I take a breath, smelling candle wax and the faintest hint of smoke from the early service, the smell of books — our church still uses paper prayer books and hymnals — and the cleaning compounds used on wood and fabric and floor.
I am alive. I am in the light. The darkness was not, this time, faster than the light. But I feel unsettled, as if it were chasing me, coming nearer and nearer behind me, where I can’t see.
I am sitting at the back of the church, but behind me is an open space, more unknown. Usually it does not bother me, but today I wish there were a wall there.
I try to focus on the light, on the slow movement of the colored bars down and across as the sun rises higher. In an hour, the light moves a distance that anyone could see, but it is not the light moving: it is the planet moving. I forget that and use the common phrasing just like everyone else and get that shock of joy each time I remember, again, that the earth does move.
We are always spi
I try again to concentrate on God, and the light recedes enough to pick out the brass cross on its wooden stand. The glint of yellow metal against the purple shadows behind it is so striking that my breath catches for a moment.
In this place, light is always faster than dark; the speed of dark does not matter.
“Here you are, Lou!”
The voice startles me.
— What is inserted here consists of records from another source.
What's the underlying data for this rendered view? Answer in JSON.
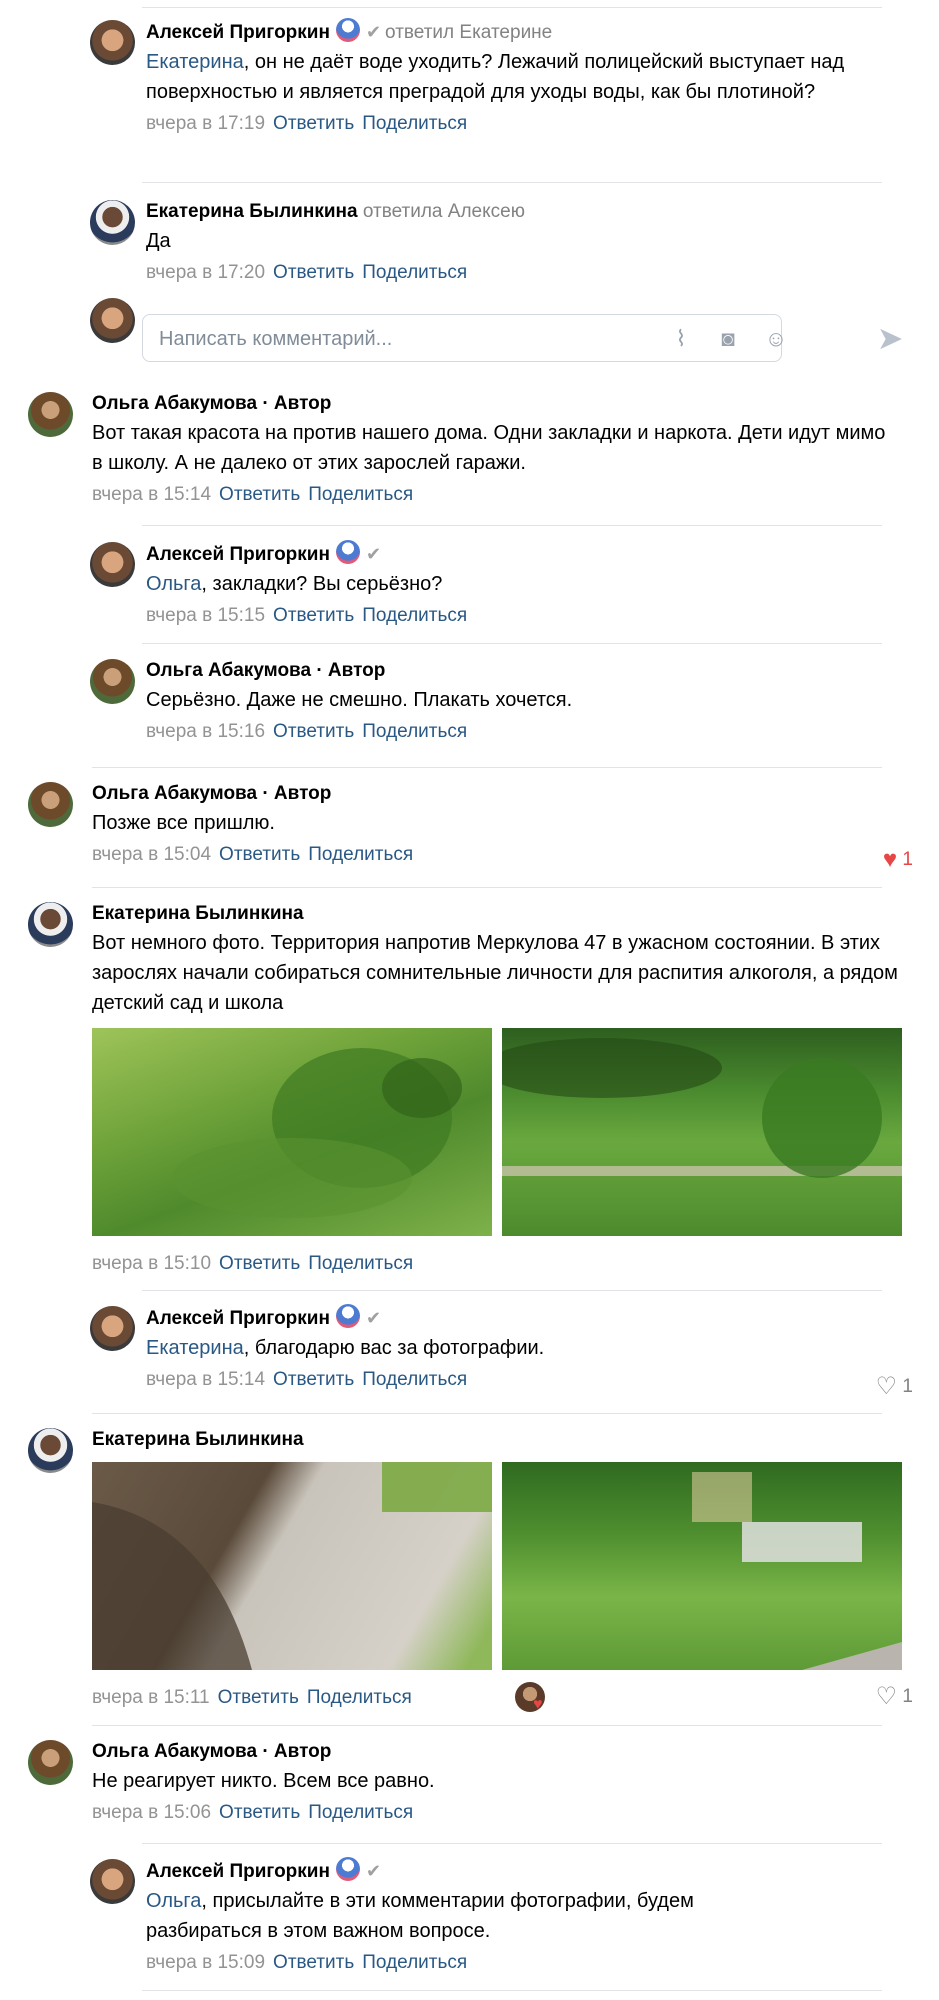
{
  "comments": [
    {
      "name": "Алексей Пригоркин",
      "replied": "ответил Екатерине",
      "mention": "Екатерина",
      "text": ", он не даёт воде уходить? Лежачий полицейский выступает над поверхностью и является преградой для уходы воды, как бы плотиной?",
      "time": "вчера в 17:19"
    },
    {
      "name": "Екатерина Былинкина",
      "replied": "ответила Алексею",
      "text": "Да",
      "time": "вчера в 17:20"
    },
    {
      "name": "Ольга Абакумова · Автор",
      "text": "Вот такая красота на против нашего дома. Одни закладки и наркота. Дети идут мимо в школу. А не далеко от этих зарослей гаражи.",
      "time": "вчера в 15:14"
    },
    {
      "name": "Алексей Пригоркин",
      "mention": "Ольга",
      "text": ", закладки? Вы серьёзно?",
      "time": "вчера в 15:15"
    },
    {
      "name": "Ольга Абакумова · Автор",
      "text": "Серьёзно. Даже не смешно. Плакать хочется.",
      "time": "вчера в 15:16"
    },
    {
      "name": "Ольга Абакумова · Автор",
      "text": "Позже все пришлю.",
      "time": "вчера в 15:04",
      "likes": "1"
    },
    {
      "name": "Екатерина Былинкина",
      "text": "Вот немного фото. Территория напротив Меркулова 47 в ужасном состоянии. В этих зарослях начали собираться сомнительные личности для распития алкоголя, а рядом детский сад и школа",
      "time": "вчера в 15:10"
    },
    {
      "name": "Алексей Пригоркин",
      "mention": "Екатерина",
      "text": ", благодарю вас за фотографии.",
      "time": "вчера в 15:14",
      "likes": "1"
    },
    {
      "name": "Екатерина Былинкина",
      "time": "вчера в 15:11",
      "likes": "1"
    },
    {
      "name": "Ольга Абакумова · Автор",
      "text": "Не реагирует никто. Всем все равно.",
      "time": "вчера в 15:06"
    },
    {
      "name": "Алексей Пригоркин",
      "mention": "Ольга",
      "text": ", присылайте в эти комментарии фотографии, будем разбираться в этом важном вопросе.",
      "time": "вчера в 15:09"
    }
  ],
  "actions": {
    "reply": "Ответить",
    "share": "Поделиться"
  },
  "composer": {
    "placeholder": "Написать комментарий..."
  },
  "icons": {
    "verified": "checkmark-icon",
    "attach": "paperclip-icon",
    "camera": "camera-icon",
    "emoji": "smile-icon",
    "send": "send-icon",
    "like": "heart-icon"
  },
  "colors": {
    "link": "#2a5885",
    "meta": "#939393",
    "like_active": "#e64646",
    "separator": "#e1e3e6"
  }
}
I flinch but manage not to say anything, and even smile at the gray-haired woman holding out a service leaflet. Usually I am more aware of the time passing, people arriving, so that I am not surprised. She is smiling.
“I didn’t mean to startle you,” she says.
“It’s all right,” I say. “I was just thinking.”
She nods and goes back to greet other arrivals without saying anything more. She has a name tag on, Cynthia Kressman. I see her every third week handing out service leaflets, and on other Sundays she usually sits across the center aisle and four rows ahead of me.
I am alert now and notice people coming in. The old man with two canes, who totters down the aisle to the very front. He used to come with his wife, but she died four years ago. The three old women who always come in together except when one is sick and sit in the third row on the left. One and two and three, four and two and one and one, people trickle in. I see the organist’s head lift over the top of the organ console and drop back down. Then a soft “mmph” and the music begins.
My mother said it was wrong to go to church just for the music. That is not the only reason I go to church. I go to church to learn how to be a better person. But the music is one reason I go to this church. Today it is Bach again — our organist likes Bach — and my mind effortlessly picks up the many strands of the pattern and follows them as she plays them.
Hearing music like this, all around in real life, is different from hearing a recording. It makes me more aware of the space I am in; I can hear the sound bouncing off the walls, forming harmonies unique to this place. I have heard Bach in other churches, and somehow it always makes harmonies, not disharmonies. This is a great mystery.